As I already mentioned above, many scale-out systems are using dataset sharding to scale total system throughput. This way, the work can be distributed (and parallelized) among N workers such that the aggregate work scales (linearly if possible). For our discussion, what really matters is that once a work request is directed (“routed”) to a worker. The selection is static (predetermined) and therefore ignores real time factors. Since dataset sharding leads to non-dynamic work scheduling, even if the item’s ownership is evenly distributed amongst the workers, the “passport control queues problem” will still cause the system to operate at the pace of the slowest worker as long as the controller serves the line on a first-come-first-served basis.

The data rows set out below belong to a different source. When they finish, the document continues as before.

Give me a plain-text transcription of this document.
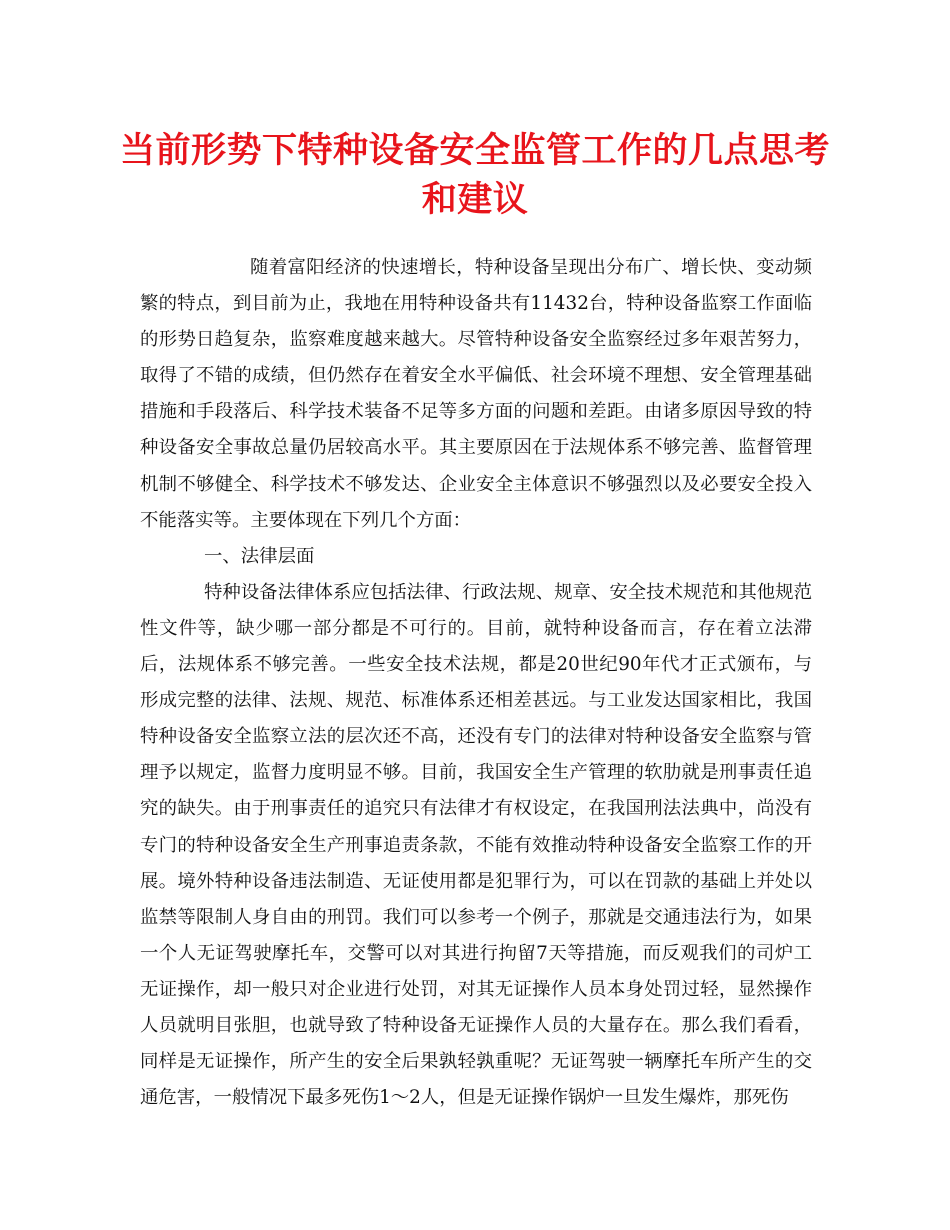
当前形势下特种设备安全监管工作的几点思考和建议

随着富阳经济的快速增长，特种设备呈现出分布广、增长快、变动频繁的特点，到目前为止，我地在用特种设备共有11432台，特种设备监察工作面临的形势日趋复杂，监察难度越来越大。尽管特种设备安全监察经过多年艰苦努力，取得了不错的成绩，但仍然存在着安全水平偏低、社会环境不理想、安全管理基础措施和手段落后、科学技术装备不足等多方面的问题和差距。由诸多原因导致的特种设备安全事故总量仍居较高水平。其主要原因在于法规体系不够完善、监督管理机制不够健全、科学技术不够发达、企业安全主体意识不够强烈以及必要安全投入不能落实等。主要体现在下列几个方面：

一、法律层面

特种设备法律体系应包括法律、行政法规、规章、安全技术规范和其他规范性文件等，缺少哪一部分都是不可行的。目前，就特种设备而言，存在着立法滞后，法规体系不够完善。一些安全技术法规，都是20世纪90年代才正式颁布，与形成完整的法律、法规、规范、标准体系还相差甚远。与工业发达国家相比，我国特种设备安全监察立法的层次还不高，还没有专门的法律对特种设备安全监察与管理予以规定，监督力度明显不够。目前，我国安全生产管理的软肋就是刑事责任追究的缺失。由于刑事责任的追究只有法律才有权设定，在我国刑法法典中，尚没有专门的特种设备安全生产刑事追责条款，不能有效推动特种设备安全监察工作的开展。境外特种设备违法制造、无证使用都是犯罪行为，可以在罚款的基础上并处以监禁等限制人身自由的刑罚。我们可以参考一个例子，那就是交通违法行为，如果一个人无证驾驶摩托车，交警可以对其进行拘留7天等措施，而反观我们的司炉工无证操作，却一般只对企业进行处罚，对其无证操作人员本身处罚过轻，显然操作人员就明目张胆，也就导致了特种设备无证操作人员的大量存在。那么我们看看，同样是无证操作，所产生的安全后果孰轻孰重呢？无证驾驶一辆摩托车所产生的交通危害，一般情况下最多死伤1～2人，但是无证操作锅炉一旦发生爆炸，那死伤
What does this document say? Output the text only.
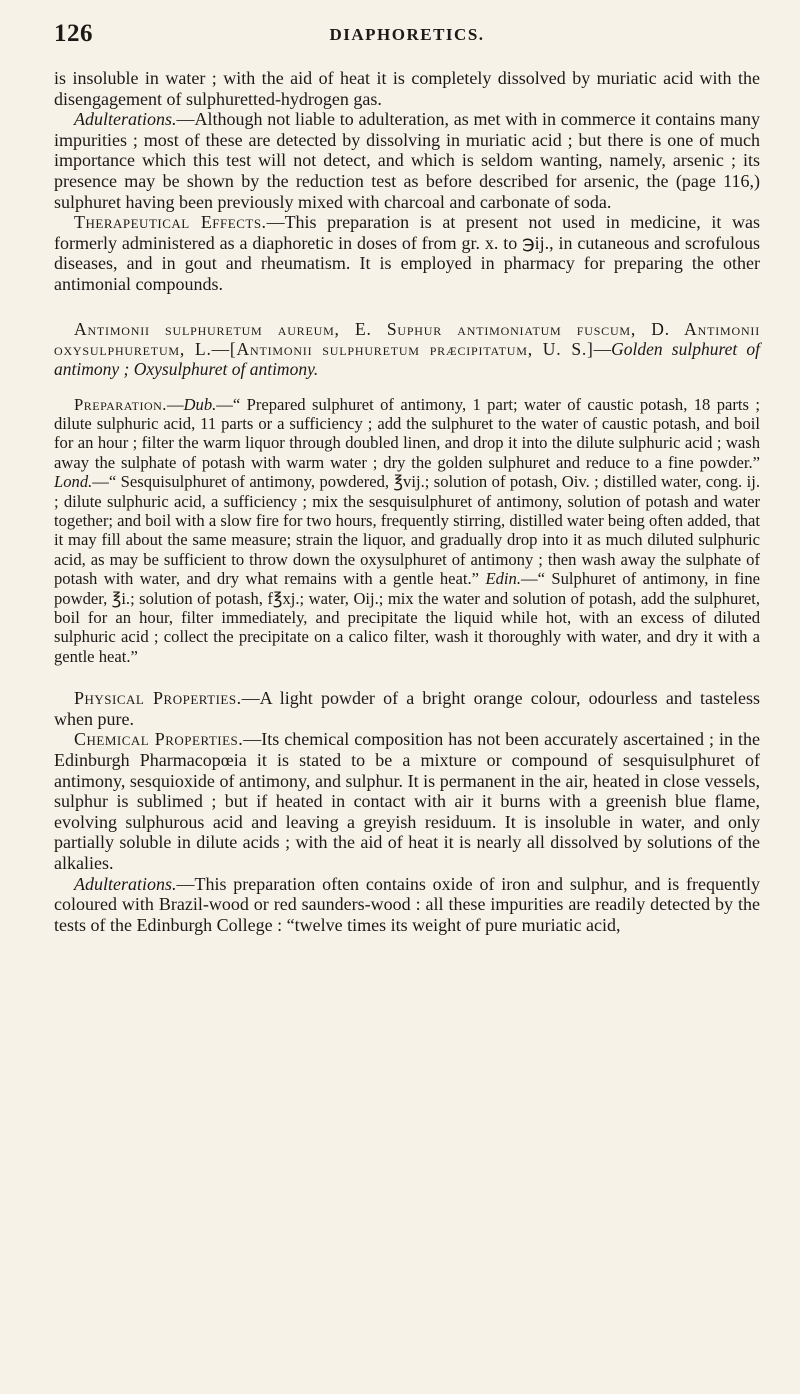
126	DIAPHORETICS.

is insoluble in water ; with the aid of heat it is completely dissolved by muriatic acid with the disengagement of sulphuretted-hydrogen gas.

Adulterations.—Although not liable to adulteration, as met with in commerce it contains many impurities ; most of these are detected by dissolving in muriatic acid ; but there is one of much importance which this test will not detect, and which is seldom wanting, namely, arsenic ; its presence may be shown by the reduction test as before described for arsenic, the (page 116,) sulphuret having been previously mixed with charcoal and carbonate of soda.

Therapeutical Effects.—This preparation is at present not used in medicine, it was formerly administered as a diaphoretic in doses of from gr. x. to ℈ij., in cutaneous and scrofulous diseases, and in gout and rheumatism. It is employed in pharmacy for preparing the other antimonial compounds.

Antimonii sulphuretum aureum, E. Suphur antimoniatum fuscum, D. Antimonii oxysulphuretum, L.—[Antimonii sulphuretum præcipitatum, U. S.]—Golden sulphuret of antimony ; Oxysulphuret of antimony.

Preparation.—Dub.—“ Prepared sulphuret of antimony, 1 part; water of caustic potash, 18 parts ; dilute sulphuric acid, 11 parts or a sufficiency ; add the sulphuret to the water of caustic potash, and boil for an hour ; filter the warm liquor through doubled linen, and drop it into the dilute sulphuric acid ; wash away the sulphate of potash with warm water ; dry the golden sulphuret and reduce to a fine powder.” Lond.—“ Sesquisulphuret of antimony, powdered, ℥vij.; solution of potash, Oiv. ; distilled water, cong. ij. ; dilute sulphuric acid, a sufficiency ; mix the sesquisulphuret of antimony, solution of potash and water together; and boil with a slow fire for two hours, frequently stirring, distilled water being often added, that it may fill about the same measure; strain the liquor, and gradually drop into it as much diluted sulphuric acid, as may be sufficient to throw down the oxysulphuret of antimony ; then wash away the sulphate of potash with water, and dry what remains with a gentle heat.” Edin.—“ Sulphuret of antimony, in fine powder, ℥i.; solution of potash, f℥xj.; water, Oij.; mix the water and solution of potash, add the sulphuret, boil for an hour, filter immediately, and precipitate the liquid while hot, with an excess of diluted sulphuric acid ; collect the precipitate on a calico filter, wash it thoroughly with water, and dry it with a gentle heat.”

Physical Properties.—A light powder of a bright orange colour, odourless and tasteless when pure.

Chemical Properties.—Its chemical composition has not been accurately ascertained ; in the Edinburgh Pharmacopœia it is stated to be a mixture or compound of sesquisulphuret of antimony, sesquioxide of antimony, and sulphur. It is permanent in the air, heated in close vessels, sulphur is sublimed ; but if heated in contact with air it burns with a greenish blue flame, evolving sulphurous acid and leaving a greyish residuum. It is insoluble in water, and only partially soluble in dilute acids ; with the aid of heat it is nearly all dissolved by solutions of the alkalies.

Adulterations.—This preparation often contains oxide of iron and sulphur, and is frequently coloured with Brazil-wood or red saunders-wood : all these impurities are readily detected by the tests of the Edinburgh College : “twelve times its weight of pure muriatic acid,
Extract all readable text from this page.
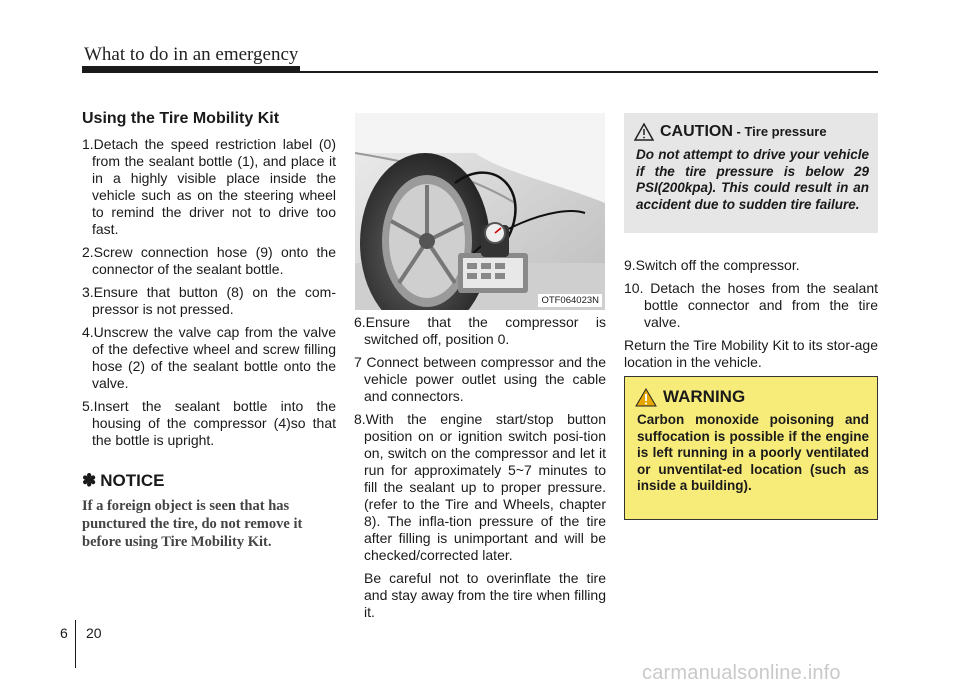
What to do in an emergency
Using the Tire Mobility Kit
1.Detach the speed restriction label (0) from the sealant bottle (1), and place it in a highly visible place inside the vehicle such as on the steering wheel to remind the driver not to drive too fast.
2.Screw connection hose (9) onto the connector of the sealant bottle.
3.Ensure that button (8) on the com-pressor is not pressed.
4.Unscrew the valve cap from the valve of the defective wheel and screw filling hose (2) of the sealant bottle onto the valve.
5.Insert the sealant bottle into the housing of the compressor (4)so that the bottle is upright.
✽ NOTICE
If a foreign object is seen that has punctured the tire, do not remove it before using Tire Mobility Kit.
OTF064023N
6.Ensure that the compressor is switched off, position 0.
7 Connect between compressor and the vehicle power outlet using the cable and connectors.
8.With the engine start/stop button position on or ignition switch posi-tion on, switch on the compressor and let it run for approximately 5~7 minutes to fill the sealant up to proper pressure. (refer to the Tire and Wheels, chapter 8). The infla-tion pressure of the tire after filling is unimportant and will be checked/corrected later.
Be careful not to overinflate the tire and stay away from the tire when filling it.
CAUTION - Tire pressure
Do not attempt to drive your vehicle if the tire pressure is below 29 PSI(200kpa). This could result in an accident due to sudden tire failure.
9.Switch off the compressor.
10. Detach the hoses from the sealant bottle connector and from the tire valve.
Return the Tire Mobility Kit to its stor-age location in the vehicle.
WARNING
Carbon monoxide poisoning and suffocation is possible if the engine is left running in a poorly ventilated or unventilat-ed location (such as inside a building).
6 20
carmanualsonline.info
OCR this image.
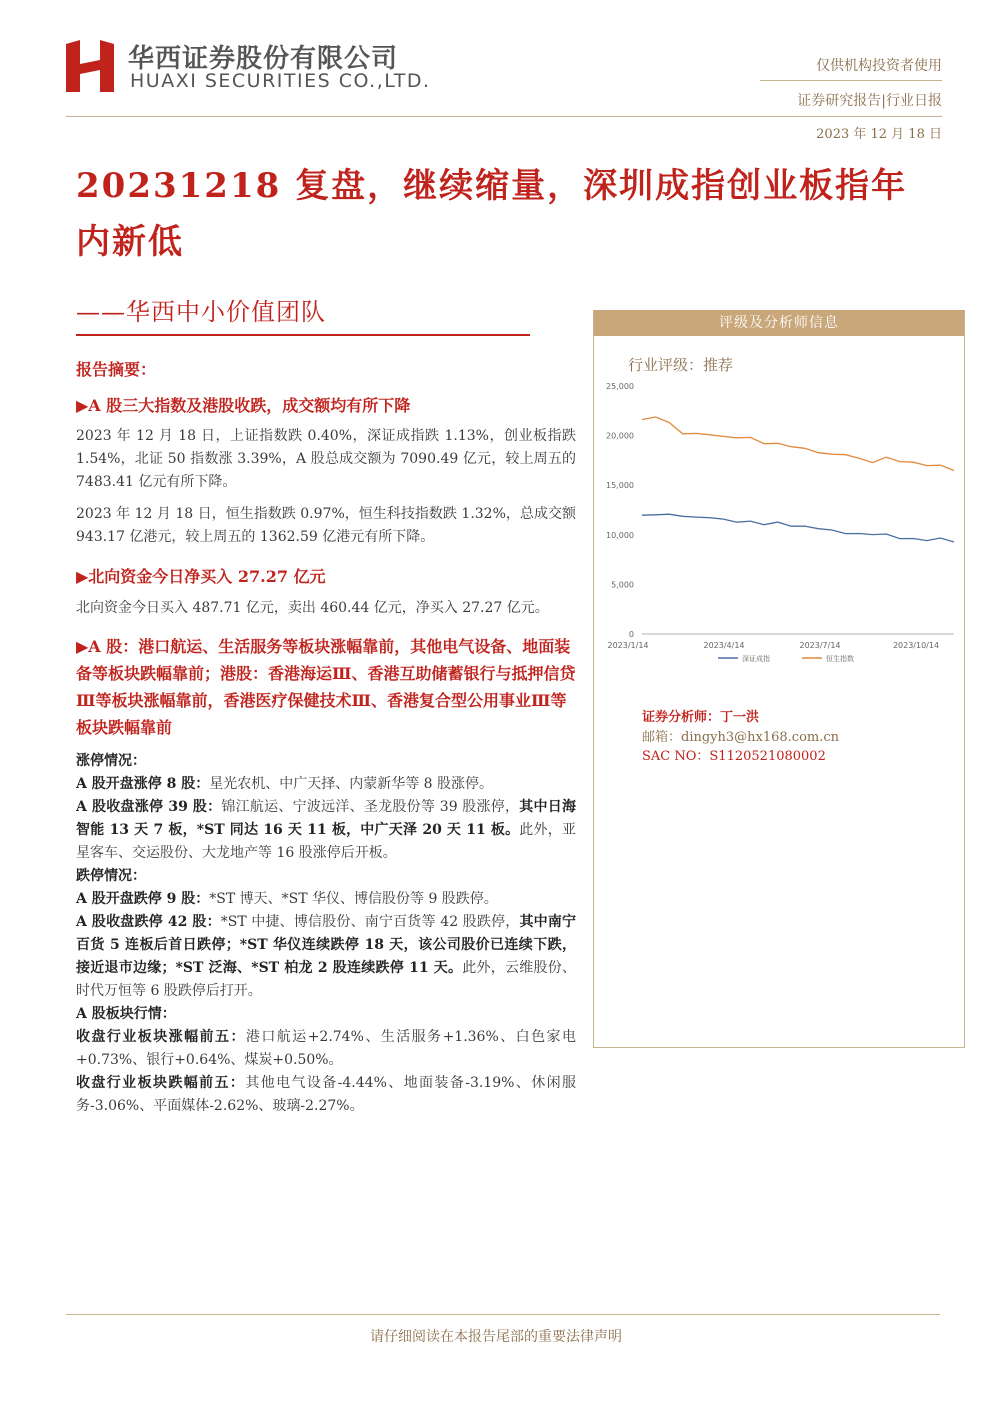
华西证券股份有限公司
HUAXI SECURITIES CO.,LTD.
仅供机构投资者使用
证券研究报告|行业日报
2023 年 12 月 18 日
20231218 复盘，继续缩量，深圳成指创业板指年内新低
——华西中小价值团队
报告摘要：
▶A 股三大指数及港股收跌，成交额均有所下降
2023 年 12 月 18 日，上证指数跌 0.40%，深证成指跌 1.13%，创业板指跌 1.54%，北证 50 指数涨 3.39%，A 股总成交额为 7090.49 亿元，较上周五的 7483.41 亿元有所下降。
2023 年 12 月 18 日，恒生指数跌 0.97%，恒生科技指数跌 1.32%，总成交额 943.17 亿港元，较上周五的 1362.59 亿港元有所下降。
▶北向资金今日净买入 27.27 亿元
北向资金今日买入 487.71 亿元，卖出 460.44 亿元，净买入 27.27 亿元。
▶A 股：港口航运、生活服务等板块涨幅靠前，其他电气设备、地面装备等板块跌幅靠前；港股：香港海运Ⅲ、香港互助储蓄银行与抵押信贷Ⅲ等板块涨幅靠前，香港医疗保健技术Ⅲ、香港复合型公用事业Ⅲ等板块跌幅靠前
涨停情况：
A 股开盘涨停 8 股：星光农机、中广天择、内蒙新华等 8 股涨停。
A 股收盘涨停 39 股：锦江航运、宁波远洋、圣龙股份等 39 股涨停，其中日海智能 13 天 7 板，*ST 同达 16 天 11 板，中广天泽 20 天 11 板。此外，亚星客车、交运股份、大龙地产等 16 股涨停后开板。
跌停情况：
A 股开盘跌停 9 股：*ST 博天、*ST 华仪、博信股份等 9 股跌停。
A 股收盘跌停 42 股：*ST 中捷、博信股份、南宁百货等 42 股跌停，其中南宁百货 5 连板后首日跌停；*ST 华仪连续跌停 18 天，该公司股价已连续下跌，接近退市边缘；*ST 泛海、*ST 柏龙 2 股连续跌停 11 天。此外，云维股份、时代万恒等 6 股跌停后打开。
A 股板块行情：
收盘行业板块涨幅前五：港口航运+2.74%、生活服务+1.36%、白色家电+0.73%、银行+0.64%、煤炭+0.50%。
收盘行业板块跌幅前五：其他电气设备-4.44%、地面装备-3.19%、休闲服务-3.06%、平面媒体-2.62%、玻璃-2.27%。
评级及分析师信息
行业评级：推荐
25,000
20,000
15,000
10,000
5,000
0
2023/1/14	2023/4/14	2023/7/14	2023/10/14
深证成指	恒生指数
证券分析师：丁一洪
邮箱：dingyh3@hx168.com.cn
SAC NO：S1120521080002
请仔细阅读在本报告尾部的重要法律声明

Another issue that leads to lack of selection freedom during work scheduling is data gravity. Data gravity is a case of memory affecting scheduling decisions, i.e. where a decision about a certain item impacts future scheduling decisions. This means that the scheduler has “memory.” For example, a coat check worker that puts your coat in a specific spot and gives you a tag identifying the location. Once you you come back and give the coat worker the tag, the worker does not have the freedom to select any random coat. He must pick your coat that is stored in a specific spot. In many systems there is a similar process. The first time a new item is introduced to the system, a target destination is selected for it. Any further access to this item must be directed (routed) to the same destination. For example, in many file systems, the first write to a file allocates a space for the data (“write allocate”), but then any additional read or write operations are directed to the same location. The result is that due to data gravity the work scheduler may have no other choice and it must direct the work request to the target that stores or owns the requested item. The lack of freedom in these systems can also suffer from the “passport control lines problem.”
Work scheduling (routing) in distributed systems needs to balance several conflicting short, medium, and long term demands. In many cases, scheduling (distribution) “freedom” is traded in favor of a higher priority need, such as capacity load balancing, simple metadata management, or any number of other priorities. The system designers must ensure they understand the implications of not being reactive to real-time load changes or they run the risk of picking the wrong tradeoff and experiencing poor system performance with wasted capacity. I hope the phenomena I’ve described demonstrate the possible implications of the various scheduling techniques leverageable in distributed systems.